Nederland stuurt militairen naar Nieuw Guinea

Uit Wiki Raamsdonks Erfgoed
Versie door Colani (overleg | bijdragen) op 12 jan 2024 om 06:10
(wijz) ← Oudere versie | Huidige versie (wijz) | Nieuwere versie → (wijz)
Joseph Luns (r) was als minister van Buitenlandse zaken nauw betrokken bij het militair ingrijpen van Nederland in Nieuw-Guinea. Via Nationaal Archief
Joseph Luns (r) was als minister van Buitenlandse zaken nauw betrokken bij het militair ingrijpen van Nederland in Nieuw-Guinea. Via Nationaal Archief

Jayapura 1960

Na de Tweede Wereldoorlog probeert Nederland haar kolonies te behouden met de Politionele Acties tot gevolg.
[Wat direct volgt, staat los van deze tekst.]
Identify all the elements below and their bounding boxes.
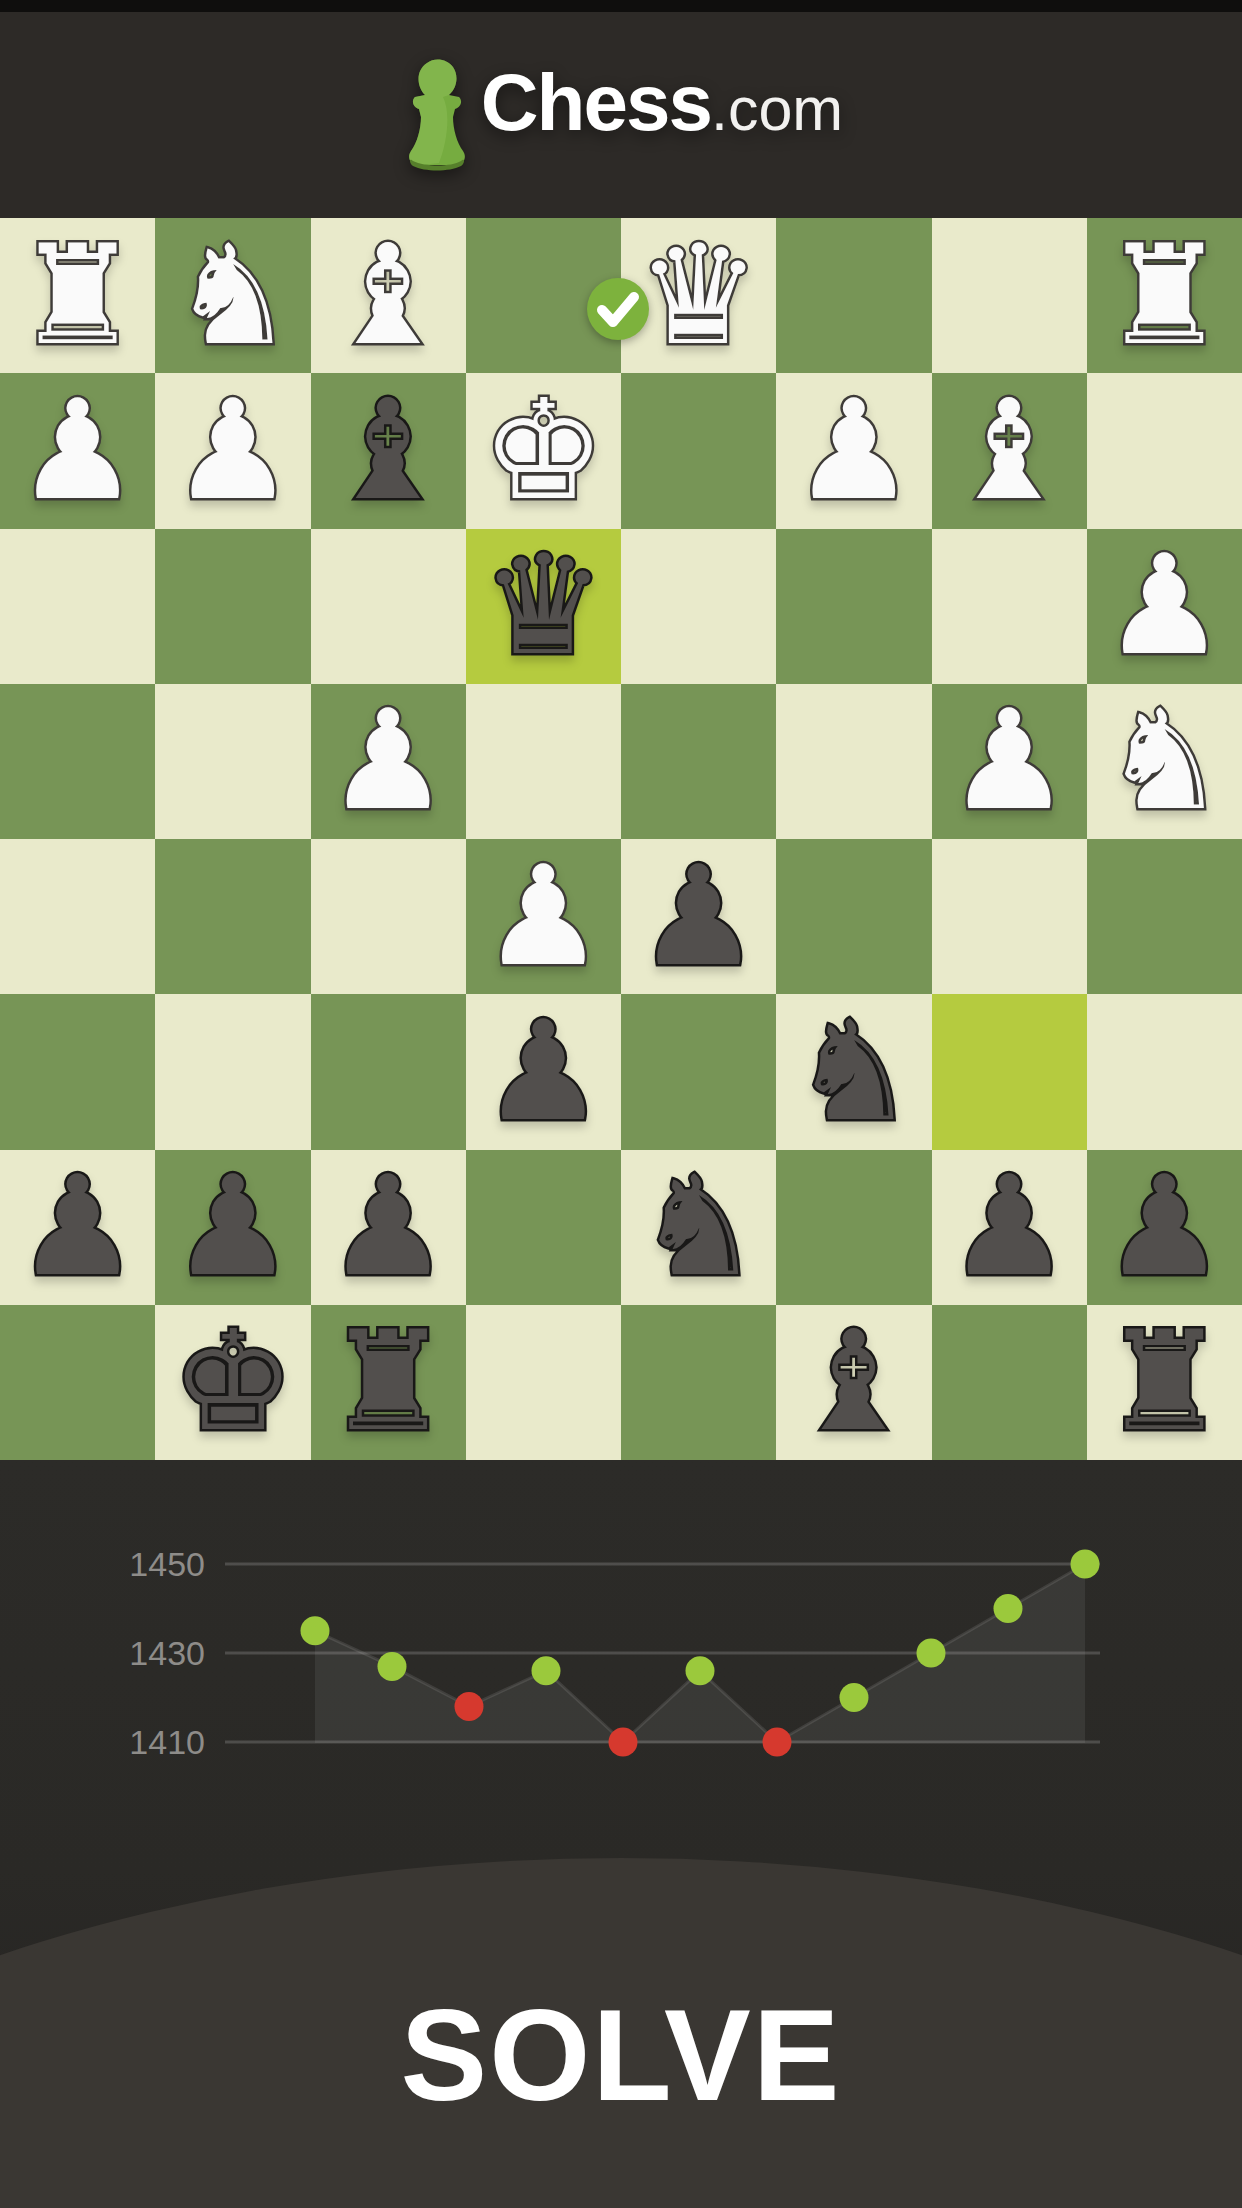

Onder internationale druk laat Nederland in 1949 de claim op de voormalige kolonie uiteindelijk varen, op voorwaarde dat het Nederlands-Nieuw-Guinea mag behouden. Als Indonesië in 1960 Nieuw-Guinea aanvalt, stuurt Nederland op 27 april militairen en materieel om het eiland te behouden.

Verlies kolonie Indonesië

Tijdens de Tweede Wereldoorlog bezetten de Japanners Nederlands-Indië. Toen Japan in 1945 capituleerde,stond Indonesië korte tijd niet onder Nederlands of Japans bestuur. De nationalistisch Indonesische leiders Soekarno en Mohammed Hatta grepen na twee dagen de macht en stichtten de Republiek Indonesië. Nederland erkende de republiek niet en stuurde in 1945 een troepenmacht om de ‘opstand’ in de kiem te smoren: de politionele acties, waarin Nederland trachtte haar politieke belangen in haar overzeese koloniën te beschermen. Internationale kritiek van de Verenigde Staten in het bijzonder, dwong Nederland om de Republiek Indonesië te erkennen. Nederland ging akkoord op voorwaarde dat het de kolonie Nederlands-Nieuw-Guinea zou behouden.

De strijd om Nieuw-Guinea

Ondanks het akkoord zond Indonesië in 1960 parachutisten naar Nieuw-Guinea om de bevolking te overtuigen van de onnodige overheersing van Nederland. Het lukte de aanwezige Nederlandse militairen niet om de infiltranten doeltreffend op te sporen. Daarom stuurde de Nederlandse overheid op 27 april 1960 een troepenmacht van 5000 soldaten evenals een aantal straaljagers, als aanvulling op de al aanwezige militairen. Afgezien van een aantal schermutselingen bleef een grootschalig gewapend treffen echter uit. Negen Nederlandse militairen sneuvelden in de strijd, een groter aantal kwam echter door ziekte of ongevallen om het leven.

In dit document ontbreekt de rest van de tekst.